What involvement of parents is necessary?
Parents should be trained as citizens to be digitally competent. We don’t even go to ATMs anymore, we do bizum, we get tickets digitally… digital is in the day to day and our children move like that nowadays. Parents must have a minimum management training and it must start at school. We are going to be in some generations bridge from others and from the AMPAS already demand us formative and informative talks for parents.
Sofía, you are one of the protagonists of the book Mujeres líderes en la educación del siglo XXI by Ana María Farré. Yours is a trajectory that can serve as a reference for other women in the education sector, a reference in female leadership.

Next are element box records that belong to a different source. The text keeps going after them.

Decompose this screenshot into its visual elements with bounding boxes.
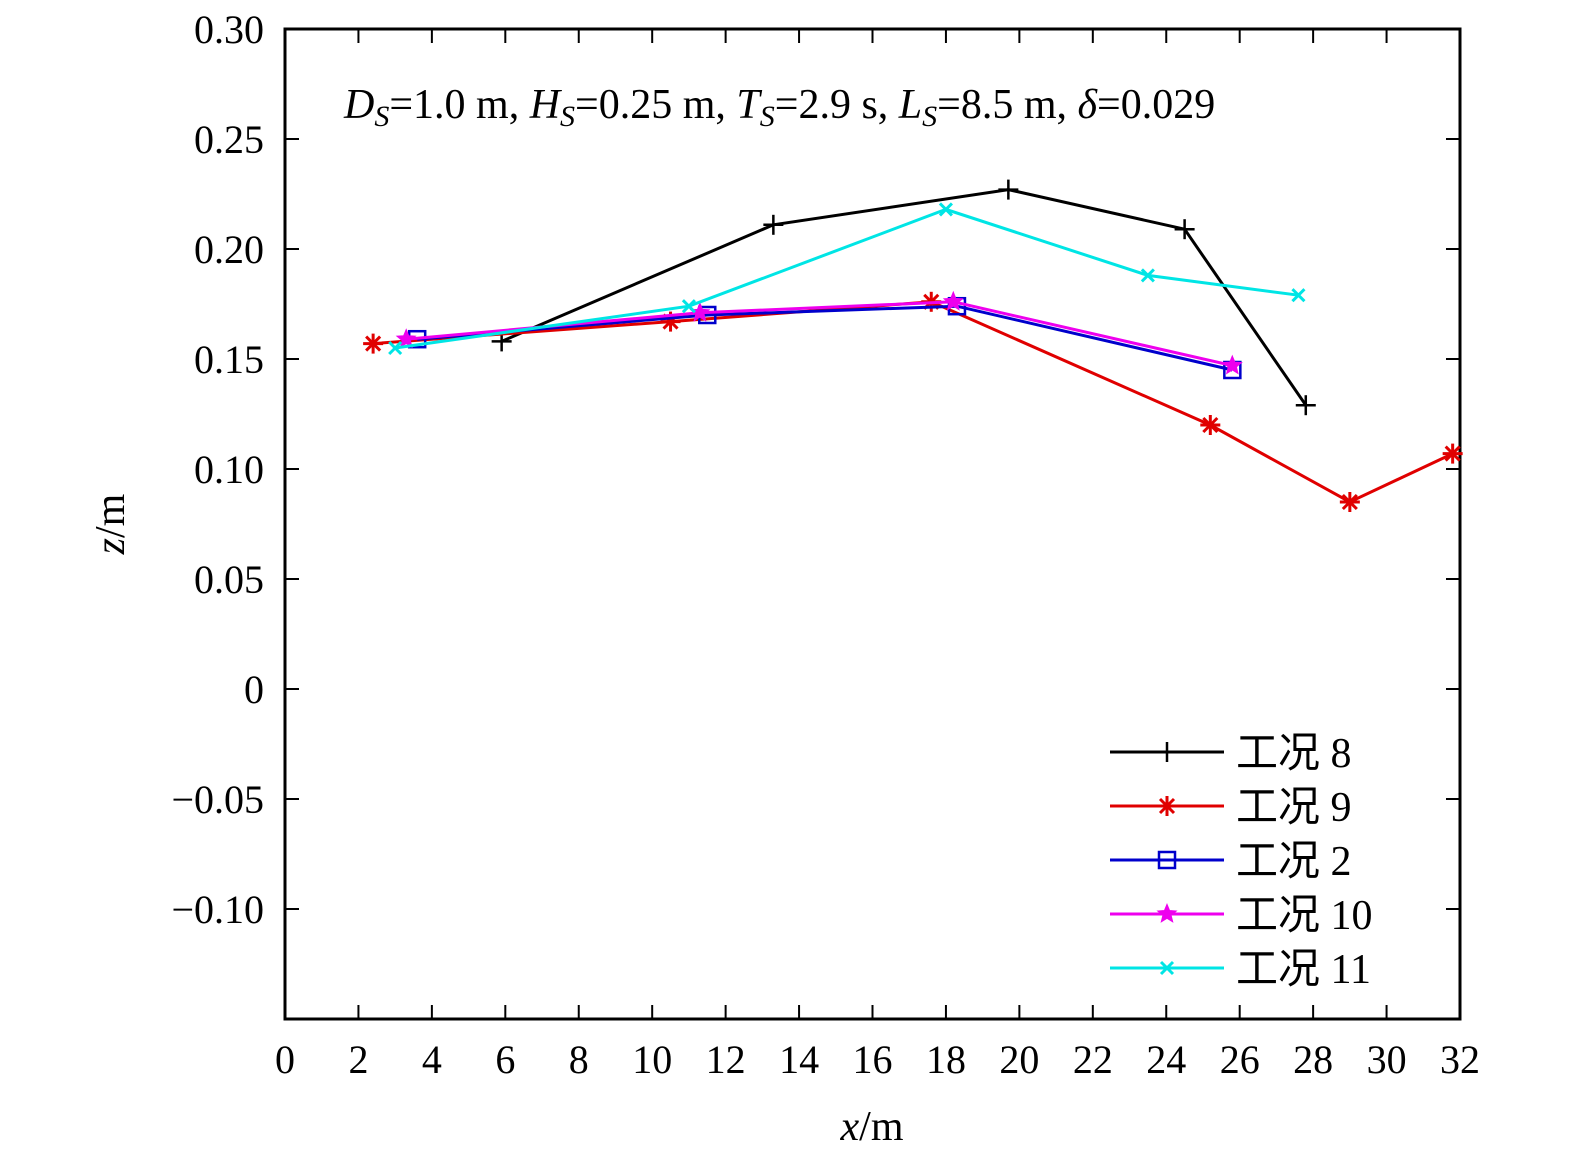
legend-label: 工况 2 [1236,839,1352,885]
annotation-part: =1.0 m, [389,82,529,128]
data-point [388,340,403,356]
legend-label: 工况 8 [1236,731,1352,777]
legend-item: 工况 2 [1110,839,1352,885]
x-tick-label: 0 [275,1037,295,1082]
x-tick-label: 10 [632,1037,672,1082]
x-tick-label: 14 [779,1037,819,1082]
data-point [938,202,953,217]
ticks [284,28,1461,1019]
x-tick-label: 30 [1367,1037,1407,1082]
chart-annotation: DS=1.0 m, HS=0.25 m, TS=2.9 s, LS=8.5 m,… [343,82,1215,133]
legend-label: 工况 10 [1236,893,1373,939]
y-axis-var: z [88,538,134,555]
data-point [1442,443,1463,464]
series-1 [363,291,1463,512]
x-tick-label: 32 [1440,1037,1480,1082]
data-point [1157,742,1177,762]
annotation-part: S [760,100,775,133]
y-tick-label: −0.10 [171,887,264,932]
tick-labels: 0 2 4 6 8 10 12 14 16 18 20 22 24 26 28 30 32−0.10−0.050… [171,7,1480,1082]
annotation-part: S [922,100,937,133]
x-tick-label: 12 [706,1037,746,1082]
data-point [1295,395,1316,416]
annotation-part: H [529,82,563,128]
y-tick-label: 0.10 [194,447,264,492]
series-layer [363,179,1463,512]
annotation-part: =2.9 s, [775,82,899,128]
annotation-part: L [898,82,922,128]
annotation-part: D [343,82,374,128]
y-tick-label: 0.30 [194,7,264,52]
annotation-part: =0.25 m, [575,82,736,128]
annotation-part: =0.029 [1097,82,1215,128]
data-point [942,290,964,311]
x-tick-label: 18 [926,1037,966,1082]
annotation-part: =8.5 m, [937,82,1077,128]
annotation-part: S [560,100,575,133]
data-point [1140,268,1155,283]
x-tick-label: 22 [1073,1037,1113,1082]
legend-item: 工况 11 [1110,947,1371,993]
x-tick-label: 24 [1146,1037,1186,1082]
series-line [417,304,1233,372]
y-axis-label: z/m [88,493,134,555]
data-point [763,214,784,235]
data-point [395,328,417,349]
annotation-part: T [736,82,762,128]
data-point [1339,492,1360,512]
legend-item: 工况 9 [1110,785,1352,831]
x-tick-label: 16 [853,1037,893,1082]
data-point [1159,960,1175,976]
data-point [998,179,1019,200]
x-axis-unit: /m [859,1104,904,1150]
data-point [1156,903,1178,923]
data-point [363,333,384,354]
x-tick-label: 28 [1293,1037,1333,1082]
data-point [1174,219,1195,240]
data-point [1291,288,1306,303]
annotation-part: S [374,100,389,133]
y-tick-label: 0.15 [194,337,264,382]
y-tick-label: 0.05 [194,557,264,602]
legend-label: 工况 9 [1236,785,1352,831]
data-point [681,299,696,314]
legend-label: 工况 11 [1236,947,1371,993]
legend: 工况 8 工况 9 工况 2 工况 10 工况 11 [1110,731,1373,993]
data-point [1157,796,1177,816]
series-4 [388,202,1306,356]
x-tick-label: 6 [495,1037,515,1082]
y-tick-label: 0.20 [194,227,264,272]
series-0 [491,179,1316,416]
data-point [1157,850,1177,870]
y-axis-unit: /m [88,493,134,538]
data-point [1200,415,1221,435]
x-tick-label: 26 [1220,1037,1260,1082]
x-tick-label: 4 [422,1037,442,1082]
x-tick-label: 2 [348,1037,368,1082]
x-tick-label: 20 [999,1037,1039,1082]
series-line [372,300,1454,504]
x-tick-label: 8 [569,1037,589,1082]
y-tick-label: 0.25 [194,117,264,162]
data-point [1221,354,1243,375]
legend-item: 工况 10 [1110,893,1373,939]
y-tick-label: −0.05 [171,777,264,822]
legend-item: 工况 8 [1110,731,1352,777]
series-line [394,207,1299,350]
x-axis-label: x/m [840,1104,904,1150]
x-axis-var: x [840,1104,860,1150]
y-tick-label: 0 [244,667,264,712]
annotation-part: δ [1078,82,1099,128]
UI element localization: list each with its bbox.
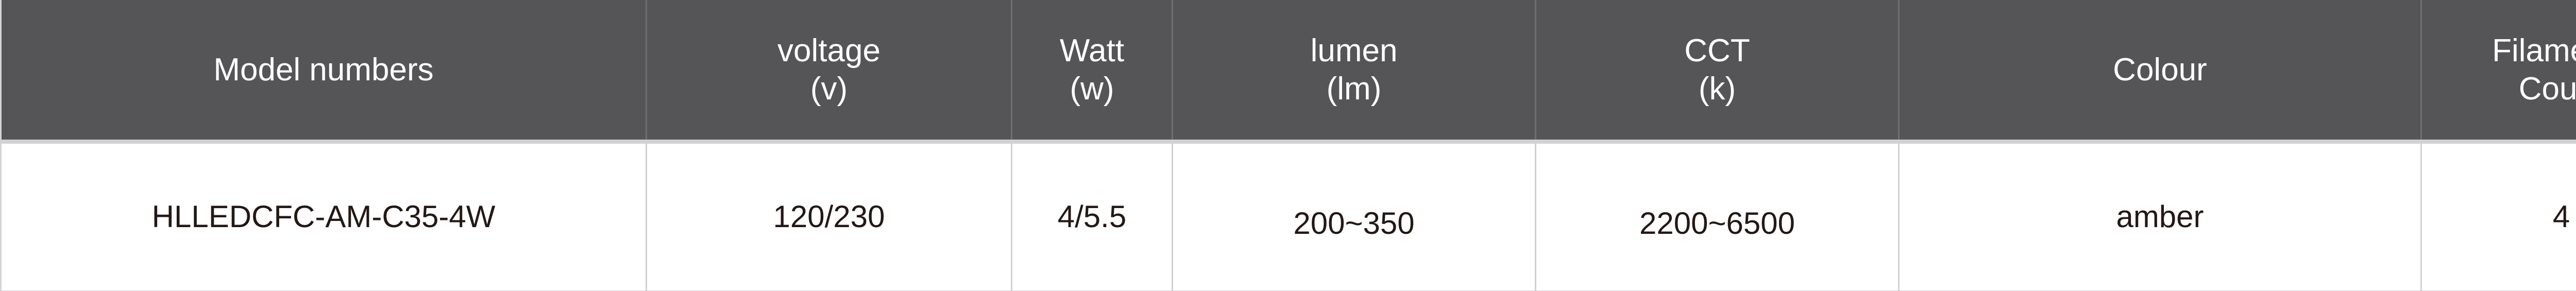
cell-filaments-count: 4: [2421, 142, 2576, 291]
column-header-model-numbers[interactable]: Model numbers: [0, 0, 647, 144]
column-header-voltage[interactable]: voltage (v): [646, 0, 1012, 144]
column-header-filaments-count[interactable]: Filaments Count: [2421, 0, 2576, 144]
header-row: Model numbers voltage (v) Watt (w) lumen…: [0, 0, 2576, 144]
cell-colour: amber: [1899, 142, 2422, 291]
column-header-colour[interactable]: Colour: [1899, 0, 2422, 144]
column-header-cct[interactable]: CCT (k): [1535, 0, 1900, 144]
cell-watt: 4/5.5: [1011, 142, 1173, 291]
cell-voltage: 120/230: [646, 142, 1012, 291]
cell-model-numbers: HLLEDCFC-AM-C35-4W: [0, 142, 647, 291]
column-header-lumen[interactable]: lumen (lm): [1172, 0, 1536, 144]
column-header-watt[interactable]: Watt (w): [1011, 0, 1173, 144]
cell-cct: 2200~6500: [1535, 142, 1900, 291]
cell-lumen: 200~350: [1172, 142, 1536, 291]
table-body: HLLEDCFC-AM-C35-4W 120/230 4/5.5 200~350…: [0, 142, 2576, 291]
table-header: Model numbers voltage (v) Watt (w) lumen…: [0, 0, 2576, 144]
table-row[interactable]: HLLEDCFC-AM-C35-4W 120/230 4/5.5 200~350…: [0, 142, 2576, 291]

It is very difficult for me to describe myself in this way. But if I look back, I have not identified my difficulties because I was a woman, I have started from a principle of equality. In the educational world you already find women more than men. Feminine leadership is based on that humility and on that principle of equality. Women have that emotional point that, when it comes to leading teams, brings that important value. It is important to give a hand to a woman who is in your team so that she can achieve her goals, and this requires a lot of generosity, and in this sense, women have that generosity implicit in their DNA.